There are several other ways of rescaling variables.  Another common method is "MinMax," which rescales a feature's data to be within the range of the minimum and maximum values.

[scikit-Learn MinMaxScaler](https://scikit-learn.org/stable/modules/generated/sklearn.preprocessing.MinMaxScaler.html#sklearn.preprocessing.MinMaxScaler)

You can find other tools for rescaling at [scikit-learn preprocessing API](https://scikit-learn.org/stable/modules/classes.html#module-sklearn.preprocessing).

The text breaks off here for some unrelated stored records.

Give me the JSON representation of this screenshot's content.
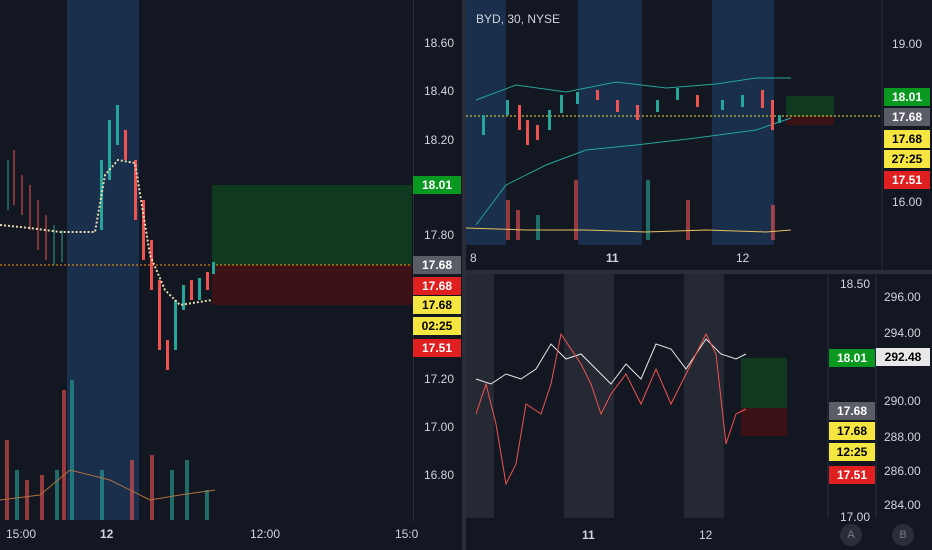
{
  "left_chart": {
    "price_ticks": [
      "18.60",
      "18.40",
      "18.20",
      "17.80",
      "17.20",
      "17.00",
      "16.80"
    ],
    "time_ticks": [
      "15:00",
      "12",
      "12:00",
      "15:0"
    ],
    "tags": {
      "target": "18.01",
      "last": "17.68",
      "stop_top": "17.68",
      "entry": "17.68",
      "timer": "02:25",
      "stop": "17.51"
    }
  },
  "top_right_chart": {
    "title": "BYD, 30, NYSE",
    "price_ticks": [
      "19.00",
      "16.00"
    ],
    "time_ticks": [
      "8",
      "11",
      "12"
    ],
    "tags": {
      "target": "18.01",
      "last": "17.68",
      "entry": "17.68",
      "timer": "27:25",
      "stop": "17.51"
    }
  },
  "bottom_right_chart": {
    "left_ticks": [
      "18.50",
      "17.00"
    ],
    "right_ticks": [
      "296.00",
      "294.00",
      "290.00",
      "288.00",
      "286.00",
      "284.00"
    ],
    "time_ticks": [
      "11",
      "12"
    ],
    "tags": {
      "target": "18.01",
      "compare": "292.48",
      "last": "17.68",
      "entry": "17.68",
      "timer": "12:25",
      "stop": "17.51"
    },
    "buttons": {
      "a": "A",
      "b": "B"
    }
  },
  "colors": {
    "bg": "#131722",
    "up": "#26a69a",
    "down": "#ef5350",
    "session": "#1c3a5c",
    "target_zone": "#0f3a1f",
    "stop_zone": "#3d1217"
  }
}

# Get Some Essential Packages

In [1]:
from IPython.core.interactiveshell import InteractiveShell
InteractiveShell.ast_node_interactivity = "all"

import numpy as np
import pandas as pd
import seaborn as sns
%matplotlib inline
import matplotlib.pyplot as plt

from sklearn import linear_model  # OLS 
from sklearn.metrics import mean_squared_error, r2_score # Basic metrics
from sklearn.model_selection import KFold
from sklearn import preprocessing

# Get the PT Satisfaction Data

Assuming that they are in the pwd:

In [2]:
# Input into a DataFrame, check the column names

ptSatDF=pd.read_csv('DATA/ML/DECART-patSat.csv')
ptSatDF.columns

Index(['caseID', 'patSat', 'q2', 'q3', 'q4', 'q5', 'q6', 'q7', 'q8', 'q9',
       'ptCat'],
      dtype='object')

## Dummy Code the pt Categories

Just for consistency with things elsewhere, we'll dummy code the categories of `ptCat`, leaving out the first(0) category, medical admission.  (The regular one, not the "highfalutin" concierge type.

In [10]:
ptSatDF2=ptSatDF.drop('caseID',axis=1)  # Get rind of caseID
ptCats=pd.get_dummies(ptSatDF2.ptCat,drop_first=True) # get 0/1 dummies, drop the 0 category
ptCats.columns

Int64Index([1, 2], dtype='int64')

In [12]:
ptSatDF3=ptSatDF2.drop('ptCat',axis=1)
ptSatDF4=pd.concat([ptSatDF3,ptCats],axis=1,sort=False)
ptSatDF4=ptSatDF4.rename(index=str,columns={1:'ptCat1',2:'ptCat2'})
ptSatDF4.columns

Index(['patSat', 'q2', 'q3', 'q4', 'q5', 'q6', 'q7', 'q8', 'q9', 'ptCat1',
       'ptCat2'],
      dtype='object')

In [13]:
ptSatDF4.shape

(1811, 11)

# K-Fold CV with Separate X Train and Test Standardization Within Folds


20 folds, using defaults for the `scikit-learn` StandardScaler() method.

In [14]:
kf=KFold(n_splits=20,random_state=99,shuffle=True)
X=ptSatDF4.iloc[:,1:].to_numpy()
y=ptSatDF4.iloc[:,0].to_numpy()

cvres=[]  # Holder list for fold results

regr=linear_model.LinearRegression() # define a reg model to use

scaler=preprocessing.StandardScaler() # by default, mean=0, sd=1

for traindx, testdx in kf.split(X):  # loop over folds
    resDict={}                       # Dictionary to hold fold results
    XTrainS=scaler.fit_transform(X[traindx])  # Xtrain rescaled
    yTrain=y[traindx]
    XTestS=scaler.fit_transform(X[testdx])    # Xtest rescaled
    yTest=y[testdx]
    regModel=regr.fit(XTrainS,yTrain) 
    trainPred=regModel.predict(XTrainS)
    trainR2=r2_score(yTrain,trainPred)
    trainMSE=mean_squared_error(yTrain,trainPred)
    testPred=regModel.predict(XTestS)
    testR2=r2_score(yTest,testPred)
    testMSE=mean_squared_error(yTest,testPred)
    resDict.update({'trainR2':trainR2,
                    'testR2':testR2,
                    'trainMSE':trainMSE,
                    'testMSE':testMSE})
    cvres.append(resDict)

In [15]:
# Rearranging cols to make train vs test comparisons easier

cvresDF=pd.DataFrame(cvres)[['trainMSE','testMSE','trainR2','testR2']]

In [16]:
cvresDF.describe()

Unnamed: 0,trainMSE,testMSE,trainR2,testR2
count,20.0,20.0,20.0,20.0
mean,1.905219,2.053023,0.706933,0.675779
std,0.017148,0.309234,0.002749,0.052867
min,1.871845,1.542167,0.700704,0.561533
25%,1.894593,1.879348,0.705033,0.650602
50%,1.902233,2.088802,0.70727,0.668211
75%,1.923043,2.229367,0.708789,0.702608
max,1.929971,2.599047,0.711835,0.795454


# A UDU: Radon Regression With MinMax Rescaling

This can be done essentially like what's above. But instead of

`scaler=preprocessing.StandardScaler()`

use

`scaler=preprocessing.MinMax()`

Use the radon data, of course.  Don't forget that there's an observation with a missing value on `hhincome`.